- Theatrical poster
- Directed by: Georgia Wyss
- Produced by: Ray McCormack Georgia Wyss
- Edited by: Georgia Wyss
- Music by: Deva Premal & Miten with Manose Krishna Das Snatam Kaur Jai Uttal MC Yogi Dave Stringer Lama Gyurme & Jean-Philippe Rykiel C.C. White Mirabai Ceiba Gaura Vani Nina Rao Charlie Braun
- Distributed by: Gathr Films AlpenRepublik GmbH Demand Film
- Release date: June 2, 2017 (Illuminate);
- Running time: 85 minutes
- Country: Spain
- Language: English

= Mantra - Sounds into Silence =

Mantra - Sounds into Silence is a film exploring the musical and social phenomenon of chant and response meditation directed by Georgia Wyss.

==Overview==
This film was produced from an original idea by its director Georgia Wyss, the editor of the award-winning Peak oil awareness film A Crude Awakening: The Oil Crash. In 2004, she began to develop her ideas on how to make a film recognising the importance of the practice of chanting mantras as a means of healing, a practice which she felt could benefit the lives of many.
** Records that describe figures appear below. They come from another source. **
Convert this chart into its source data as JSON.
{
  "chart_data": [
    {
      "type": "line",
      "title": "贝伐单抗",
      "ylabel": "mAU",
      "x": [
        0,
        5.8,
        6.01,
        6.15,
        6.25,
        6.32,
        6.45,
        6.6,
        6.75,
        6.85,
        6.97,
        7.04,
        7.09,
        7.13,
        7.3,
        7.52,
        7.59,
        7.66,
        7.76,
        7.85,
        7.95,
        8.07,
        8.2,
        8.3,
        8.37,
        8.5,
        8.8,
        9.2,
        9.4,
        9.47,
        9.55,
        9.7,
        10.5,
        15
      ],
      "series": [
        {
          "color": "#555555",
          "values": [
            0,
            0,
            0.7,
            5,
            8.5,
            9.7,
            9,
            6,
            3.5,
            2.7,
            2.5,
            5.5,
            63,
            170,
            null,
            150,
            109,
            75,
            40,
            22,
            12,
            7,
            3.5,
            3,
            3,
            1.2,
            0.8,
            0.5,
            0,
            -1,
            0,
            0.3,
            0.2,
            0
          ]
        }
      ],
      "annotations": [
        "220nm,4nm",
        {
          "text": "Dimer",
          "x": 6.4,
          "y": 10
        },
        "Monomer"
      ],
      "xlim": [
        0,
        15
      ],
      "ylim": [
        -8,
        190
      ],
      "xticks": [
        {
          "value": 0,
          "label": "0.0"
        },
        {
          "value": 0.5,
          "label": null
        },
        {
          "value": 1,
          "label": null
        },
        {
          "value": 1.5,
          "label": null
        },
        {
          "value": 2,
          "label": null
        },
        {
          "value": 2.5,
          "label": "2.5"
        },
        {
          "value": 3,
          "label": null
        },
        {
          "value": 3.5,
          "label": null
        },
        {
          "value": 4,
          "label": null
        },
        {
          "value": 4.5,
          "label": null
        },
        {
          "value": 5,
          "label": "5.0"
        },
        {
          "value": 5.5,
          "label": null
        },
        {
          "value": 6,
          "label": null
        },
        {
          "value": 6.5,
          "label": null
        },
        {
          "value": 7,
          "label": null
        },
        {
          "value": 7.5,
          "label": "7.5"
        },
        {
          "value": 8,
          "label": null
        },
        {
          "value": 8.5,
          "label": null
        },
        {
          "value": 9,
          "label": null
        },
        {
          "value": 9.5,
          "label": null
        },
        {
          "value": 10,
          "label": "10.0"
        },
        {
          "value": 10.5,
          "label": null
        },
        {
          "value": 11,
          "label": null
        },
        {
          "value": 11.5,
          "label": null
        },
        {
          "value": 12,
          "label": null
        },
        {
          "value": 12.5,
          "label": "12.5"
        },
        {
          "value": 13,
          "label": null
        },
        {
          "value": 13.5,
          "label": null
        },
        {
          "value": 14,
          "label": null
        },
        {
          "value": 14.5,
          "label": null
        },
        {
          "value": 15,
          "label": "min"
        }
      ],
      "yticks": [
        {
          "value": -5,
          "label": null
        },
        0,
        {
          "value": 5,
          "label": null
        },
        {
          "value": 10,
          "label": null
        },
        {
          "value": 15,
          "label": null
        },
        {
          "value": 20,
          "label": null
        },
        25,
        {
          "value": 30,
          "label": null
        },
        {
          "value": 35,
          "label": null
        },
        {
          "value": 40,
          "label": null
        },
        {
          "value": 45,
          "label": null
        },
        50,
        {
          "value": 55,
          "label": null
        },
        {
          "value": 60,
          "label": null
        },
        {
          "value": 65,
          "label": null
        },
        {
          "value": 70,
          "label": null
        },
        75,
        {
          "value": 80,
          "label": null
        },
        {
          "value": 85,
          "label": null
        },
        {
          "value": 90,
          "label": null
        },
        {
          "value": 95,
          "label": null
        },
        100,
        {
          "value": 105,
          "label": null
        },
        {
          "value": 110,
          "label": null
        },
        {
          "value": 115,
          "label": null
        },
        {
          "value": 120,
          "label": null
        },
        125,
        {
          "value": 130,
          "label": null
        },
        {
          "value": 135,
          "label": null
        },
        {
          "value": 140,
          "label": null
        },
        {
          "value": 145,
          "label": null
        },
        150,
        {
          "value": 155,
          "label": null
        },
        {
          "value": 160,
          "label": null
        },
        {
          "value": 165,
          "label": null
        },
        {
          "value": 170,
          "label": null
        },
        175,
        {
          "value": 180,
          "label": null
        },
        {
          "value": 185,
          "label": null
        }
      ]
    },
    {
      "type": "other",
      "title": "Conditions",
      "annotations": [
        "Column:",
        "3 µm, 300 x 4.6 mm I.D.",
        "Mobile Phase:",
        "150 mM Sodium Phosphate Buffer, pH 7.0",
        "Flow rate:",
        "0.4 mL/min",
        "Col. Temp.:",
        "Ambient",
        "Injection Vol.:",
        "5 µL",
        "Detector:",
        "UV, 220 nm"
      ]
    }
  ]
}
It features interviews and music by Deva Premal & Miten with Manose, Krishna Das, Snatam Kaur, Lama Gyurme & Jean-Philippe Rykiel, Jai Uttal, MC Yogi, C.C. White, Mirabai Ceiba, Gaura Vani, Nina Rao and Charlie Braun.

==Interviews==
The film includes interviews with Stephan Rechtschaffen, co-founder of the Omega Institute for Holistic Studies; Andrew B. Newberg, Director of Research at the Marcus Institute of Integrative Health and author of How Enlightenment Changes Your Brain; Sharon Gannon, co-founder of Jivamukti Yoga School; and the Susan Shannon, an interfaith minister with The Chaplaincy Institute's Interfaith Community.

==Festival Awards==
Winner Director's Choice after screening at the Illuminate Film Festival 2017.

Winner Documentary Feature World Cinema after screening at the Maui Film Festival 2017.